To avoid the hitting the request rate limit and to parse the information about the latest limit the script is creating the parser.py Python script that will fetch the URL for the latest release by parsing the JSON response (saved on geckodriverrelease file by curl) or default to the current latest release URL if the Github API's rate limite is hit.

After fetching the proper URL to download the latest geckodriver the script go ahead and get it and place it on the created geckodriver directory. Same as chromedriver this directory will be added later to the PATH.

With all that in place, it is time to edit the .travis.yml file again and make it run the UI tests. In the example we are going to see here, both setup scripts were placed into a scripts directory on the projects repository's root directory.

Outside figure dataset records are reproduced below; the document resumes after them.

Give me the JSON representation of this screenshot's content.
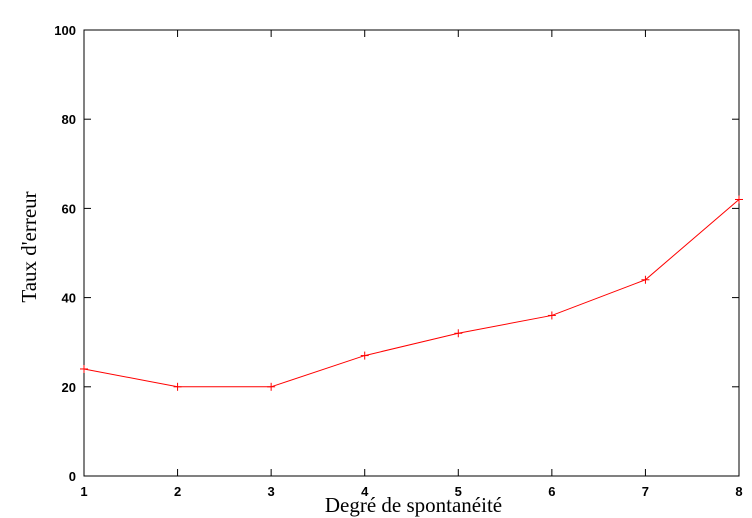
{
  "chart_data": {
    "type": "line",
    "title": "",
    "xlabel": "Degré de spontanéité",
    "ylabel": "Taux d'erreur",
    "x": [
      1,
      2,
      3,
      4,
      5,
      6,
      7,
      8
    ],
    "xlim": [
      1,
      8
    ],
    "ylim": [
      0,
      100
    ],
    "xticks": [
      1,
      2,
      3,
      4,
      5,
      6,
      7,
      8
    ],
    "yticks": [
      0,
      20,
      40,
      60,
      80,
      100
    ],
    "grid": false,
    "legend": "none",
    "series": [
      {
        "values": [
          24,
          20,
          20,
          27,
          32,
          36,
          44,
          62
        ],
        "color": "#ff0000",
        "marker": "plus"
      }
    ],
    "frame_color": "#000000"
  }
}
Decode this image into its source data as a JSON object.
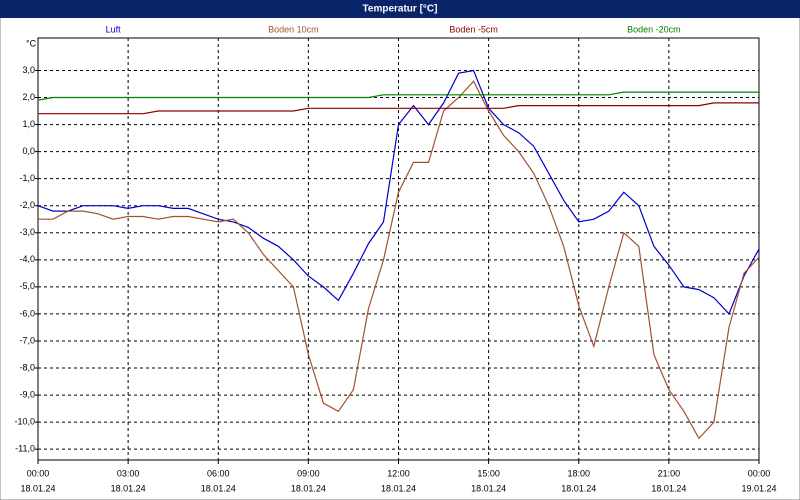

To make it more visually appealing on Travis let's run UI tests using build stages. Below are the definitions for the jobs to run tests using both Chrome and Firefox on separated jobs. The environment variable NAME is there just provide context on Travis UI since you can't set jobs name as of now. On the before_install section of each job is where chromedriver and geckodriver are setup and the executables are added to the PATH. Finally the tests are running on the script section using xvfb-run which is required to run the browsers in headless mode.

- stage: test-ui
  env:
    - NAME=ui-chrome
  before_install:
    - ./scripts/setup_chromedriver.sh
    - export PATH="${HOME}/chromedriver:${PATH}"
    - chromedriver --version
  install:
    - make run-web-app
  script:
    - xvfb-run py.test -v --driver Chrome path/to/ui/tests

- stage: test-ui
  env:
    - NAME=ui-firefox
  before_install:
    - ./scripts/setup_geckodriver.sh
    - export PATH="${HOME}/geckodriver:${PATH}"
    - geckodriver --version
  install:
    - make run-web-app
  script:
    - xvfb-run py.test -v --driver Firefox path/to/ui/tests

After all that you should be able to run UI tests on Travis. If you want a full .travis.yml example you can check integrade's .travis.yml.